"Frozen River" is truly independent cinema. Grainy photography, a shoestring budget, no concessions to the Hollywood show.
The debut film of director Courtney Hunt, "Frozen River" is the big screen portrayal of an everyday story. We are in the USA of poverty, in the frontier zones. The regions of flannel shirts and jeans worn beyond their limits. Of cold and resignation, dirt and hunger, crime, and lost humanity. Ray, played by a monumental Melissa Leo, has been left penniless by her husband. She lives in a trailer with her two children, struggling to put something on the table that's more than popcorn for lunch. Then she discovers a business: transporting across the St. Lawrence River, the border between Canada and the USA, immigrants who want to illegally enter American soil. The region of the Mohawk natives aids this trade. It's the only way for her and Lila (Misty Upham) to make some money and at least try to provide a future for their children.

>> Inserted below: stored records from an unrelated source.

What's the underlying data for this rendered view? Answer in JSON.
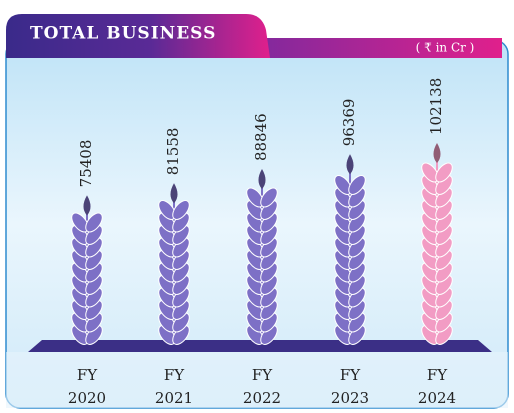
{
  "chart_data": {
    "type": "bar",
    "title": "TOTAL BUSINESS",
    "unit": "( ₹ in Cr )",
    "categories": [
      "FY 2020",
      "FY 2021",
      "FY 2022",
      "FY 2023",
      "FY 2024"
    ],
    "values": [
      75408,
      81558,
      88846,
      96369,
      102138
    ],
    "colors": [
      "#7d70c6",
      "#7d70c6",
      "#7d70c6",
      "#7d70c6",
      "#f29cc4"
    ]
  }
}
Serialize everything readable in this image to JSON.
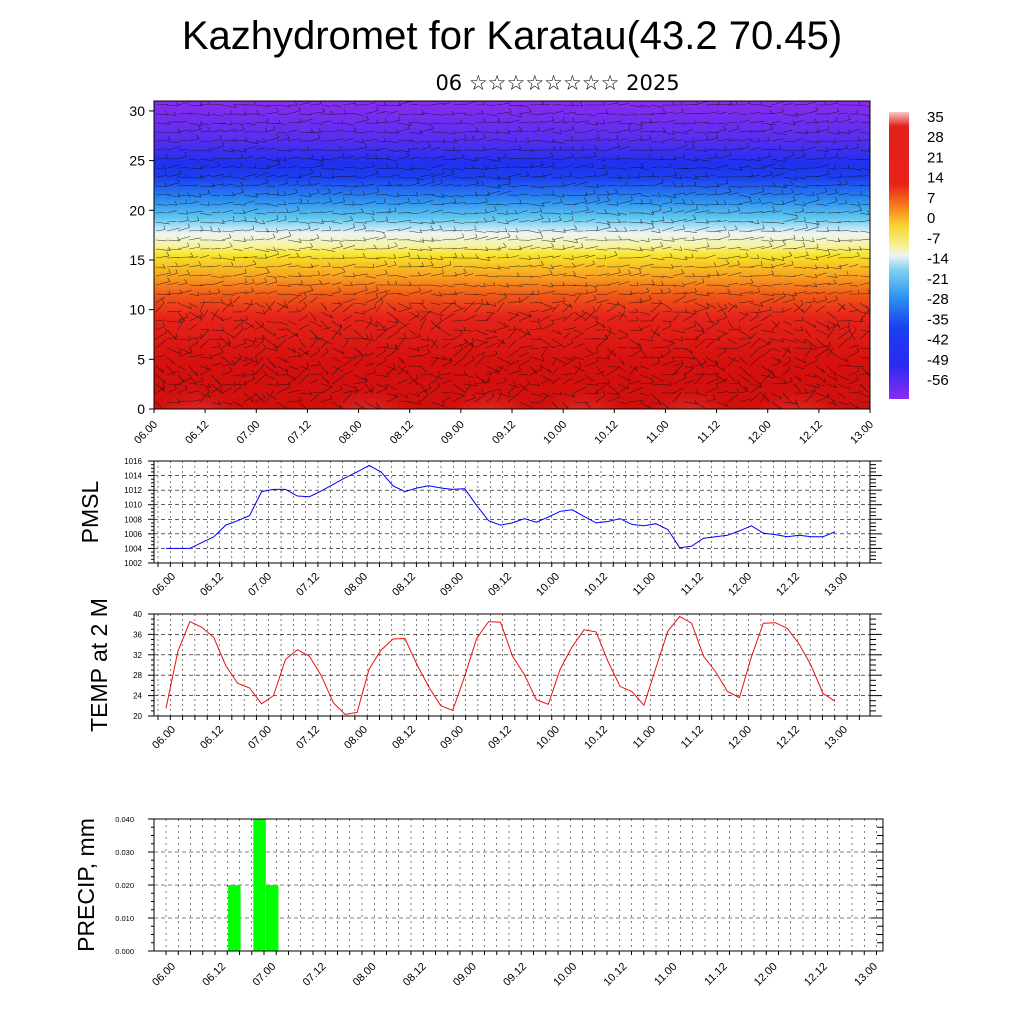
{
  "title": "Kazhydromet for Karatau(43.2 70.45)",
  "subtitle": "06 ☆☆☆☆☆☆☆☆ 2025",
  "chart_data": [
    {
      "type": "heatmap",
      "name": "cross-section",
      "xticks": [
        "06.00",
        "06.12",
        "07.00",
        "07.12",
        "08.00",
        "08.12",
        "09.00",
        "09.12",
        "10.00",
        "10.12",
        "11.00",
        "11.12",
        "12.00",
        "12.12",
        "13.00"
      ],
      "yticks": [
        "0",
        "5",
        "10",
        "15",
        "20",
        "25",
        "30"
      ],
      "ylim": [
        0,
        31
      ],
      "colorbar_labels": [
        "35",
        "28",
        "21",
        "14",
        "7",
        "0",
        "-7",
        "-14",
        "-21",
        "-28",
        "-35",
        "-42",
        "-49",
        "-56"
      ],
      "colorbar_range": [
        -60,
        38
      ],
      "colors": {
        "cold": "#7b2cf0",
        "blue": "#1f3cf0",
        "cyan": "#36b8f0",
        "pale": "#eef3f4",
        "yellow": "#f8ec30",
        "orange": "#f78a18",
        "red": "#e8201a",
        "darkred": "#d20c0c",
        "pink": "#f7b0b0"
      }
    },
    {
      "type": "line",
      "name": "pmsl",
      "ylabel": "PMSL",
      "ylim": [
        1002,
        1016
      ],
      "yticks": [
        "1002",
        "1004",
        "1006",
        "1008",
        "1010",
        "1012",
        "1014",
        "1016"
      ],
      "xticks": [
        "06.00",
        "06.12",
        "07.00",
        "07.12",
        "08.00",
        "08.12",
        "09.00",
        "09.12",
        "10.00",
        "10.12",
        "11.00",
        "11.12",
        "12.00",
        "12.12",
        "13.00"
      ],
      "line_color": "#0000ff",
      "values": [
        1004,
        1004,
        1004,
        1004.8,
        1005.6,
        1007.2,
        1007.8,
        1008.5,
        1011.8,
        1012.1,
        1012.1,
        1011.2,
        1011.1,
        1011.9,
        1012.8,
        1013.7,
        1014.5,
        1015.4,
        1014.5,
        1012.6,
        1011.8,
        1012.3,
        1012.6,
        1012.3,
        1012.1,
        1012.2,
        1009.9,
        1007.8,
        1007.2,
        1007.5,
        1008.1,
        1007.6,
        1008.3,
        1009.1,
        1009.3,
        1008.4,
        1007.5,
        1007.7,
        1008.1,
        1007.3,
        1007.1,
        1007.4,
        1006.6,
        1004.1,
        1004.3,
        1005.4,
        1005.6,
        1005.8,
        1006.4,
        1007.1,
        1006.1,
        1005.9,
        1005.6,
        1005.8,
        1005.6,
        1005.6,
        1006.3
      ]
    },
    {
      "type": "line",
      "name": "temp",
      "ylabel": "TEMP at 2 M",
      "ylim": [
        20,
        40
      ],
      "yticks": [
        "20",
        "24",
        "28",
        "32",
        "36",
        "40"
      ],
      "xticks": [
        "06.00",
        "06.12",
        "07.00",
        "07.12",
        "08.00",
        "08.12",
        "09.00",
        "09.12",
        "10.00",
        "10.12",
        "11.00",
        "11.12",
        "12.00",
        "12.12",
        "13.00"
      ],
      "line_color": "#ee1010",
      "values": [
        21.5,
        32.7,
        38.5,
        37.4,
        35.4,
        29.9,
        26.4,
        25.5,
        22.4,
        24,
        31.1,
        33,
        31.7,
        27.9,
        22.6,
        20.3,
        20.7,
        29.2,
        32.9,
        35.1,
        35.2,
        30.1,
        25.7,
        22,
        21.1,
        27.8,
        35.2,
        38.5,
        38.4,
        31.8,
        28.1,
        23.2,
        22.3,
        29.2,
        33.6,
        36.9,
        36.5,
        30.7,
        25.8,
        24.8,
        22.1,
        29.4,
        36.6,
        39.5,
        38.2,
        31.7,
        28.7,
        24.8,
        23.6,
        31.6,
        38.2,
        38.3,
        37.2,
        34.1,
        29.9,
        24.4,
        22.9
      ]
    },
    {
      "type": "bar",
      "name": "precip",
      "ylabel": "PRECIP, mm",
      "ylim": [
        0,
        0.04
      ],
      "yticks": [
        "0.000",
        "0.010",
        "0.020",
        "0.030",
        "0.040"
      ],
      "xticks": [
        "06.00",
        "06.12",
        "07.00",
        "07.12",
        "08.00",
        "08.12",
        "09.00",
        "09.12",
        "10.00",
        "10.12",
        "11.00",
        "11.12",
        "12.00",
        "12.12",
        "13.00"
      ],
      "bar_color": "#00ff00",
      "bars": [
        {
          "x": 5,
          "value": 0.02
        },
        {
          "x": 7,
          "value": 0.04
        },
        {
          "x": 8,
          "value": 0.02
        }
      ]
    }
  ]
}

A film released almost 10 years ago that encapsulates all the desperation of the United States as it headed toward the abyss of an economic crisis. While it's true that Ray is abandoned by her husband, job opportunities also seem lacking to maintain a minimally dignified level of life. The director doesn't succumb to rhetoric, doesn't aim to soften the audience, and avoids the typical sappiness that distorts films of this kind. She remains firmly anchored to reality, creating a true frontier film/documentary, that appears as real as the daily life of the story told. Hunt follows the characters closely with the camera, avoiding static shots, in order to create a mood that almost seems to stylistically underline the precariousness of the characters' lives. Life is precarious, economic conditions are precarious, crossing a frozen river and dealing with the Chinese mafia is precarious. The two women are heroines of a broken world, struggling not to lose what little humanity remains.
Such little cinematic jewels that do not submit to a market that, after having destroyed independent and genre cinema, has achieved its primary aim: to produce only blockbusters and bring everyone back in front of the TV with the proliferation of TV series, are increasingly rare. In this scenario, "Frozen River" is a small yet great gem of old-school cinema, visually ungraceful and tremendously real. No artificiality, but real and everyday drama for those confined to the margins.